How to build and staff a greenhouse on a budget

More radiology training – feel like I have a fairly good handle on this now thanks to all the hard work of the rad tech Lori Haugen who is here right now but is leaving end of this week. This is our passing of the torch week – all the old crew will be gone by next Mon.
Attended winter survival school this afternoon – the abc’s of how to light your hair on fire with a MSR whisper-light stove and run around like a madman with a rain fly from the tent as your Superman cape. All joking aside, they do a good job of training you in 3 classroom hours how to survive in minus 20 and below. There ia a more involved version that most the guys I came here with attended - Happy Camper. I may yet get to that next spring.
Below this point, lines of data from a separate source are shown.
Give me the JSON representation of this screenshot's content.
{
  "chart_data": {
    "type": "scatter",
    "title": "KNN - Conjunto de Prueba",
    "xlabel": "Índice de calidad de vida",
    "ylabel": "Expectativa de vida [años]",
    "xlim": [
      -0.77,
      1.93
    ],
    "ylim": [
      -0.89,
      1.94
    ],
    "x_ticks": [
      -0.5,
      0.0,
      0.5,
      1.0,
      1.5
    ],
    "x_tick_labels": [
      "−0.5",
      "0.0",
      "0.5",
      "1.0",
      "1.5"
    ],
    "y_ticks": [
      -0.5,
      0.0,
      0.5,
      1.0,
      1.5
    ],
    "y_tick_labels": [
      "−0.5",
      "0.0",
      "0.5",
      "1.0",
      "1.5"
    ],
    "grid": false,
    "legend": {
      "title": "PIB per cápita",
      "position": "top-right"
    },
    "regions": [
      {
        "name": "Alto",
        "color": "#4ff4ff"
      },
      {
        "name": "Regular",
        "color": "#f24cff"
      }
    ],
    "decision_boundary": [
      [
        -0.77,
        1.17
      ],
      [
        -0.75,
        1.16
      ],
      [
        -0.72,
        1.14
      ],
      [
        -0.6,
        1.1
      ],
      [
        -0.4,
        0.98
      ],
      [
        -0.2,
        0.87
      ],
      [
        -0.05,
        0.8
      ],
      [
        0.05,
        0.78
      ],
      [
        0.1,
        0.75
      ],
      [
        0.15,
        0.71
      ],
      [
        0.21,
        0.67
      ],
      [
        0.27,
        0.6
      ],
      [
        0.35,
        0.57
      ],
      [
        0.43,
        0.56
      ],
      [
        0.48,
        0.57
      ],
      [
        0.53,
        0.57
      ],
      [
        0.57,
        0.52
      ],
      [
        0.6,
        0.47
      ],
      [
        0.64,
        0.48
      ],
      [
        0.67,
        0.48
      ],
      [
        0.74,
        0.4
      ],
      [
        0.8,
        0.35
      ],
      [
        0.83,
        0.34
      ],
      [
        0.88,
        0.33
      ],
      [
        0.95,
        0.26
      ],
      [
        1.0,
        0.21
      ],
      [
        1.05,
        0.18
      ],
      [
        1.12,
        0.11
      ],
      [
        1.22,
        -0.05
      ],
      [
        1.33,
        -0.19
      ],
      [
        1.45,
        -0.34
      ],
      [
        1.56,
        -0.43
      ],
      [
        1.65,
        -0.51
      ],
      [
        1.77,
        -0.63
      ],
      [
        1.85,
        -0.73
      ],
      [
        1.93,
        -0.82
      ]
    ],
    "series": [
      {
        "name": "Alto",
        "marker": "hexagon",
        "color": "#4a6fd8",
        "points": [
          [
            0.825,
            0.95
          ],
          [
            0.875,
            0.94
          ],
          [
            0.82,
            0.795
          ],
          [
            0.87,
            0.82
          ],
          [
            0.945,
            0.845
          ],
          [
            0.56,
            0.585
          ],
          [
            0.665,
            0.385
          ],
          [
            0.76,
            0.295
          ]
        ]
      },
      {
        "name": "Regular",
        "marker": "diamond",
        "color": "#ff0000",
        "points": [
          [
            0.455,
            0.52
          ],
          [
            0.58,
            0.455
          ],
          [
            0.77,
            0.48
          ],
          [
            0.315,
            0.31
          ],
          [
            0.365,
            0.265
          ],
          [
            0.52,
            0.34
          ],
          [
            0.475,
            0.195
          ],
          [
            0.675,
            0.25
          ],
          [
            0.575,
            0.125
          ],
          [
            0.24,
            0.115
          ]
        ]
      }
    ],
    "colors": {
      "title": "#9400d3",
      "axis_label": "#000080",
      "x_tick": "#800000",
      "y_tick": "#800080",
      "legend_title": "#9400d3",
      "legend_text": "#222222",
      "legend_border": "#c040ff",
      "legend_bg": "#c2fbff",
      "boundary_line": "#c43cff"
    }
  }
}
Also, I am officially the Basil queen of the green house now (unless I plant some rosemary as well. And Tuesday is my day to deal with all greenhouse systems as well as take care of my little corner of the Reynold’s wrap palace. The green house was started in 1979 by one of the construction guys who was allotted an overwhelming budget of $75 and license to beg/borrow/scrounge whatever he also needed. He got 2 wanagons (a cheap version of a milvan) from the navy and joined them one against the other. This is what forms our cucumber and lettuce rooms to this day. The herb room was originally a sunroom area that he scrounged the windows for when they were replacing dorm windows. He found out quickly however that the windows lost a tremendous amount of heat, boarded them over. This is the green house’s 20th anniversary. Not bad for a bungy cord, used PVC pipe, navy scrounged wanagon grow shed with no running water or drains in it. That’s right – why put a hydroponic green house somewhere near running water and a drain when the greenhouse volunteers and workers can lug the water up hill (did I forget to mention it is one of the highest buildings in town and is actually tucked behind the open storage area?) and then have to drain water into 55 gal drums that then need to be lugged down the hill. All that aside, it is one of the corner havens for all MacTowners and they string hammocks up between suspended lines of lettuce just to hang out somewhere green, cool, warm and with smells.